There seems to be a certain amount of baggage connected with watching a new Al Pacino film these days.
- It has something to do with watching a force of nature in his seventies humbled by the indignities of time, or
- It is the realization that one of the most prolific American actors is well into the latter part of his career, or
- It forces people to confront their pervasive sense of age discrimination, whether subconscious or intentional, or
- It is a combination of all three.
Regardless of how it adds up, the fact that Al Pacino and Holly Hunter are masters of their craft is undisputed.
It should be a casting dream when an Academy-Award winning actor and actress are paired for a film.
That’s not a given.
Consider the case of Manglehorn, a film by David Gordon Green.
It was filmed, in and around Austin, Texas, for the paltry sum of $4 million dollars back in 2013 and has just been released in theaters and video on demand.
Back in Mr.
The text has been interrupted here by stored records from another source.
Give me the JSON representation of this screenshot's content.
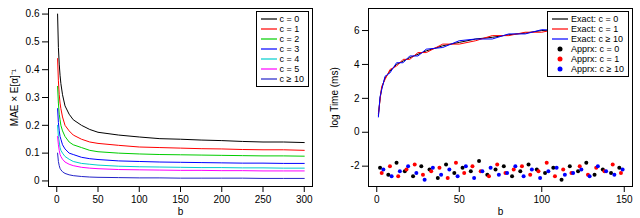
{
  "chart_data": [
    {
      "type": "line",
      "x_label": "b",
      "y_label": "MAE × E[α]⁻¹",
      "xlim": [
        -10,
        310
      ],
      "ylim": [
        -0.02,
        0.62
      ],
      "xticks": [
        0,
        50,
        100,
        150,
        200,
        250,
        300
      ],
      "yticks": [
        0,
        0.1,
        0.2,
        0.3,
        0.4,
        0.5,
        0.6
      ],
      "grid": false,
      "legend": "top-right",
      "x": [
        1,
        2,
        3,
        4,
        5,
        7,
        10,
        15,
        20,
        30,
        40,
        50,
        75,
        100,
        125,
        150,
        175,
        200,
        225,
        250,
        275,
        300
      ],
      "series": [
        {
          "name": "c = 0",
          "color": "#000000",
          "values": [
            0.6,
            0.48,
            0.42,
            0.38,
            0.35,
            0.31,
            0.27,
            0.24,
            0.22,
            0.2,
            0.185,
            0.175,
            0.165,
            0.158,
            0.152,
            0.15,
            0.147,
            0.145,
            0.142,
            0.14,
            0.14,
            0.138
          ]
        },
        {
          "name": "c = 1",
          "color": "#ff0000",
          "values": [
            0.44,
            0.36,
            0.31,
            0.28,
            0.26,
            0.23,
            0.2,
            0.18,
            0.165,
            0.15,
            0.14,
            0.135,
            0.128,
            0.122,
            0.12,
            0.118,
            0.116,
            0.115,
            0.113,
            0.112,
            0.112,
            0.11
          ]
        },
        {
          "name": "c = 2",
          "color": "#00cd00",
          "values": [
            0.34,
            0.28,
            0.24,
            0.22,
            0.2,
            0.18,
            0.16,
            0.14,
            0.13,
            0.12,
            0.11,
            0.105,
            0.1,
            0.097,
            0.095,
            0.094,
            0.093,
            0.092,
            0.091,
            0.09,
            0.09,
            0.089
          ]
        },
        {
          "name": "c = 3",
          "color": "#0000ff",
          "values": [
            0.26,
            0.21,
            0.18,
            0.16,
            0.15,
            0.13,
            0.115,
            0.1,
            0.095,
            0.085,
            0.08,
            0.077,
            0.072,
            0.07,
            0.068,
            0.067,
            0.066,
            0.065,
            0.064,
            0.064,
            0.063,
            0.063
          ]
        },
        {
          "name": "c = 4",
          "color": "#00cdcd",
          "values": [
            0.2,
            0.16,
            0.14,
            0.12,
            0.11,
            0.1,
            0.088,
            0.078,
            0.07,
            0.063,
            0.06,
            0.057,
            0.053,
            0.051,
            0.05,
            0.049,
            0.048,
            0.048,
            0.047,
            0.047,
            0.046,
            0.046
          ]
        },
        {
          "name": "c = 5",
          "color": "#ff00ff",
          "values": [
            0.16,
            0.13,
            0.11,
            0.095,
            0.088,
            0.078,
            0.068,
            0.06,
            0.055,
            0.049,
            0.046,
            0.044,
            0.041,
            0.04,
            0.039,
            0.038,
            0.038,
            0.037,
            0.037,
            0.036,
            0.036,
            0.036
          ]
        },
        {
          "name": "c ≥ 10",
          "color": "#2323c8",
          "values": [
            0.1,
            0.07,
            0.055,
            0.045,
            0.04,
            0.033,
            0.027,
            0.022,
            0.019,
            0.016,
            0.014,
            0.013,
            0.012,
            0.011,
            0.011,
            0.01,
            0.01,
            0.01,
            0.01,
            0.009,
            0.009,
            0.009
          ]
        }
      ]
    },
    {
      "type": "line",
      "x_label": "b",
      "y_label": "log Time (ms)",
      "xlim": [
        -5,
        155
      ],
      "ylim": [
        -3.2,
        7.3
      ],
      "xticks": [
        0,
        50,
        100,
        150
      ],
      "yticks": [
        -2,
        0,
        2,
        4,
        6
      ],
      "grid": false,
      "legend": "top-right",
      "series": [
        {
          "name": "Exact: c = 0",
          "type": "line",
          "color": "#000000",
          "x": [
            1,
            2,
            3,
            5,
            8,
            12,
            16,
            20,
            25,
            30,
            40,
            50,
            60,
            70,
            80,
            90,
            100,
            110
          ],
          "values": [
            1.0,
            2.0,
            2.6,
            3.2,
            3.6,
            4.0,
            4.2,
            4.4,
            4.6,
            4.8,
            5.1,
            5.3,
            5.5,
            5.6,
            5.75,
            5.85,
            6.0,
            6.05
          ]
        },
        {
          "name": "Exact: c = 1",
          "type": "line",
          "color": "#ff0000",
          "x": [
            1,
            2,
            3,
            5,
            8,
            12,
            16,
            20,
            25,
            30,
            40,
            50,
            60,
            70,
            80,
            90,
            100,
            110
          ],
          "values": [
            1.1,
            1.9,
            2.7,
            3.1,
            3.7,
            3.9,
            4.3,
            4.3,
            4.7,
            4.7,
            5.2,
            5.2,
            5.4,
            5.7,
            5.7,
            5.9,
            5.9,
            6.1
          ]
        },
        {
          "name": "Exact: c ≥ 10",
          "type": "line",
          "color": "#0000ff",
          "x": [
            1,
            2,
            3,
            5,
            8,
            12,
            16,
            20,
            25,
            30,
            40,
            50,
            60,
            70,
            80,
            90,
            100,
            110
          ],
          "values": [
            0.9,
            2.1,
            2.5,
            3.3,
            3.5,
            4.1,
            4.1,
            4.5,
            4.5,
            4.9,
            5.0,
            5.4,
            5.5,
            5.5,
            5.8,
            5.8,
            6.05,
            6.0
          ]
        },
        {
          "name": "Apprx: c = 0",
          "type": "scatter",
          "marker": "circle",
          "color": "#000000",
          "x": [
            2,
            7,
            12,
            17,
            22,
            27,
            32,
            37,
            42,
            47,
            52,
            57,
            62,
            67,
            72,
            77,
            82,
            87,
            92,
            97,
            102,
            107,
            112,
            117,
            122,
            127,
            132,
            137,
            142,
            147
          ],
          "values": [
            -2.1,
            -2.5,
            -1.8,
            -2.3,
            -2.6,
            -2.0,
            -2.2,
            -2.7,
            -1.9,
            -2.4,
            -2.1,
            -2.3,
            -1.7,
            -2.5,
            -2.2,
            -2.0,
            -2.6,
            -2.3,
            -1.9,
            -2.2,
            -2.4,
            -2.1,
            -2.8,
            -2.0,
            -2.3,
            -1.8,
            -2.5,
            -2.2,
            -2.4,
            -2.1
          ]
        },
        {
          "name": "Apprx: c = 1",
          "type": "scatter",
          "marker": "circle",
          "color": "#ff0000",
          "x": [
            3,
            8,
            13,
            18,
            23,
            28,
            33,
            38,
            43,
            48,
            53,
            58,
            63,
            68,
            73,
            78,
            83,
            88,
            93,
            98,
            103,
            108,
            113,
            118,
            123,
            128,
            133,
            138,
            143,
            148
          ],
          "values": [
            -2.4,
            -2.0,
            -2.6,
            -2.2,
            -1.9,
            -2.5,
            -2.3,
            -2.1,
            -2.7,
            -1.8,
            -2.4,
            -2.0,
            -2.3,
            -2.6,
            -1.9,
            -2.4,
            -2.2,
            -2.0,
            -2.5,
            -2.3,
            -1.8,
            -2.6,
            -2.2,
            -2.4,
            -2.0,
            -2.5,
            -2.1,
            -2.3,
            -1.9,
            -2.4
          ]
        },
        {
          "name": "Apprx: c ≥ 10",
          "type": "scatter",
          "marker": "circle",
          "color": "#0000ff",
          "x": [
            4,
            9,
            14,
            19,
            24,
            29,
            34,
            39,
            44,
            49,
            54,
            59,
            64,
            69,
            74,
            79,
            84,
            89,
            94,
            99,
            104,
            109,
            114,
            119,
            124,
            129,
            134,
            139,
            144,
            149
          ],
          "values": [
            -2.2,
            -2.6,
            -2.3,
            -2.0,
            -2.4,
            -2.8,
            -2.1,
            -2.5,
            -2.2,
            -2.6,
            -2.0,
            -2.7,
            -2.3,
            -2.1,
            -2.5,
            -2.4,
            -2.0,
            -2.6,
            -2.2,
            -2.7,
            -2.3,
            -2.1,
            -2.5,
            -2.4,
            -2.2,
            -2.6,
            -2.0,
            -2.3,
            -2.5,
            -2.2
          ]
        }
      ]
    }
  ]
}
Pacino’s heyday, the thought of a two-year turnaround time for a film with his involvement would be unimaginable.
Manglehorn, according to distributor, I.F.C. Films, is the tale of a reclusive locksmith (Pacino) who, years after getting his heart crushed in a failed relationship, finds hope in an unlikely new connection with a friendly woman (Hunter) from the local bank.
Manglehorn must decide whether to pursue the possible potential from the friendship or hold on to his learned behavior born out of heartbreak.
Reviews for Manglehorn vary in scope with the downside citing the film for being dreary and boring with the upside largely praising Pacino’s performance.
Mike D’Angelo, of A.V. Club.com, says that “Pacino is really acting again, which is cause for celebration.”
He also felt that the legendary actor deserved better material.
Katherine Pushkar, of the New York Daily News, felt that Pacino “was heart-breaking when he couldn’t get out of his own way.”
Stephen Witty, of NJ.com, noted that Pacino gave a rare, “subdued” performance.
Bottom line is that Manglehorn is not an easy film to watch.
The titular character, A.J. Manglehorn is an ex-con who decades ago chased a “big job” at the risk of losing the woman he loved.
He rolled the dice and came up empty.
It seems he created a lot of his own misery.
Instead of accepting his loss and moving on, he isolated himself and spends years writing thousands of letters to the long gone woman, all of which are returned unanswered.
He is estranged from his jerk of an adult son and his family.
Drawing even the most microscopic sense of empathy out of such a character takes a masterful performance from a masterful performer.
That’s why we have Al Pacino.
Regardless of how we feel about his recent films, it would be wise to make the most of his performances while we still can for reasons that ought to be obvious.